Por la mañana me sentí mucho mejor. 
    A esta hora el Kinabatang está cubierto por una espesa niebla que gradualmente la luz del sol se encargará de rasgar hasta hacerla desaparecer por completo. Los colores cambian en apenas pocos minutos, viran del gris al azul, hasta que el cielo abierto vuelve a dominar el paisaje.
    Navegamos por estrechos canales y fuimos a visitar las colonias de “proboscius monkeys”, una especie de monos que los nativos, por la cara rosada y prominente nariz,  consideran parecidos a algunos europeos. Yo viajaba todavía con el corazón encogido, pero sabía que pasadas veinticuatro horas desde la mordedura podía empezar a considerarme a salvo.
    Estaba animado, más teniendo en cuenta que ese mismo día debía regresar a Kota Kinabalu, la capital del estado de Sabah, para visitar el parque marino de Tunkul Abdul Rahman.
    —Después de mi experiencia en Danum —le comenté al propietario del hotel en Sukau— tengo ganas de llegar al archipiélago; al menos, allí no hay serpientes.
    —No creas —dijo el hombre con una irónica sonrisa—; en las islas abundan las serpientes de mar del Índico; son muy peligrosas, si no tienes el antídoto a mano  puedes morirte en apenas quince minutos.

Sglups. Cuando llegué a Abdul Rahman me informé bien sobre las serpientes de mar. En el hotel, que era a la vez el centro de acogida del parque, no había antídoto ni nada que se le pareciese, aunque según dijeron nunca había ocurrido ningún accidente. 
    Dado mi desmesurado interés por las serpientes, el director del parque me dejó ver un vídeo sobre las serpientes de mar que me puso la piel de gallina. 
    Opté  por no andar de noche por la playa, no fuese a ocurrir que en lugar de despertarme una serpiente a mí la pisase yo a ella con consecuencias nada gratas.

La hinchazón de la mano remitió al cabo de unos días, aunque la insensibilidad en el dedo meñique permaneció varios meses. 
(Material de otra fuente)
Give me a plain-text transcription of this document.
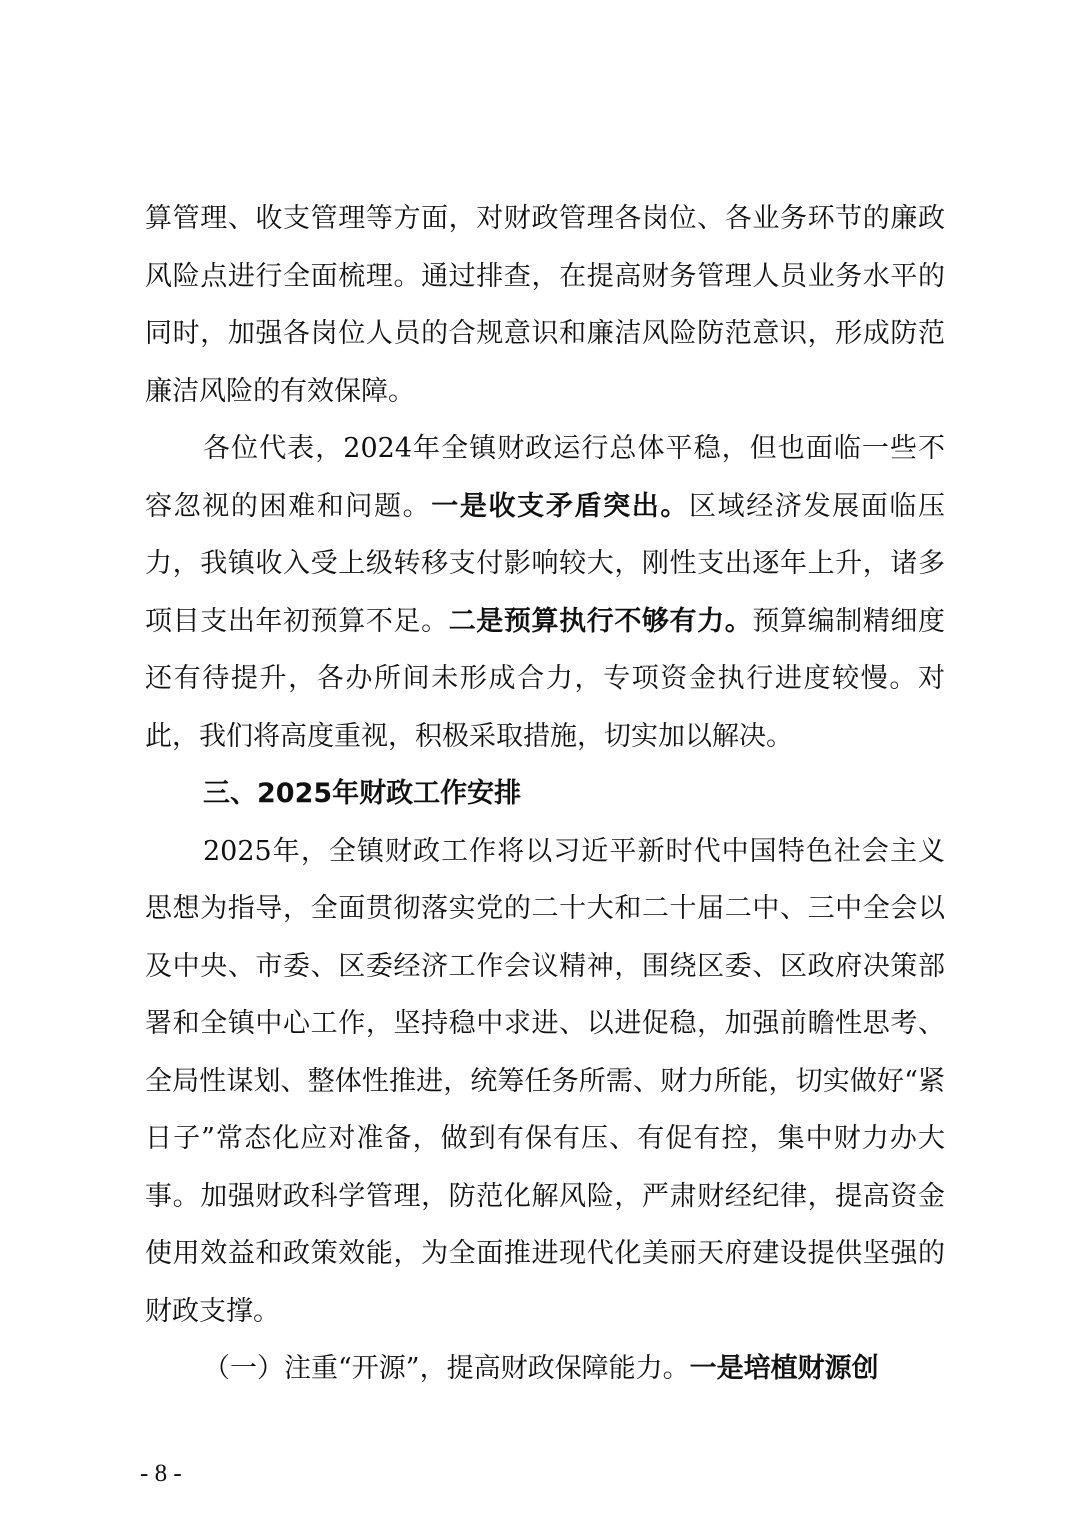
算管理、收支管理等方面，对财政管理各岗位、各业务环节的廉政风险点进行全面梳理。通过排查，在提高财务管理人员业务水平的同时，加强各岗位人员的合规意识和廉洁风险防范意识，形成防范廉洁风险的有效保障。

各位代表，2024年全镇财政运行总体平稳，但也面临一些不容忽视的困难和问题。一是收支矛盾突出。区域经济发展面临压力，我镇收入受上级转移支付影响较大，刚性支出逐年上升，诸多项目支出年初预算不足。二是预算执行不够有力。预算编制精细度还有待提升，各办所间未形成合力，专项资金执行进度较慢。对此，我们将高度重视，积极采取措施，切实加以解决。

三、2025年财政工作安排

2025年，全镇财政工作将以习近平新时代中国特色社会主义思想为指导，全面贯彻落实党的二十大和二十届二中、三中全会以及中央、市委、区委经济工作会议精神，围绕区委、区政府决策部署和全镇中心工作，坚持稳中求进、以进促稳，加强前瞻性思考、全局性谋划、整体性推进，统筹任务所需、财力所能，切实做好“紧日子”常态化应对准备，做到有保有压、有促有控，集中财力办大事。加强财政科学管理，防范化解风险，严肃财经纪律，提高资金使用效益和政策效能，为全面推进现代化美丽天府建设提供坚强的财政支撑。

（一）注重“开源”，提高财政保障能力。一是培植财源创

- 8 -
    En realidad no sé si la mordedura fue peligrosa, e incluso pienso que la herida pudo también haber sido producida por las pinzas de un quiliópodo, una de esas especies de ciempiés que en Borneo pueden resultar tan dañinas como las serpientes. 
    Respecto a mi experiencia me conformo pensando que el veneno que se alojó en mi cuerpo,  su especificidad, algún efecto positivo habrá dejado en mi organismo. 
    Verdad o mentira, siempre es mejor buscarle al veneno en cuestión y a su recuerdo asociado una interpretación positiva.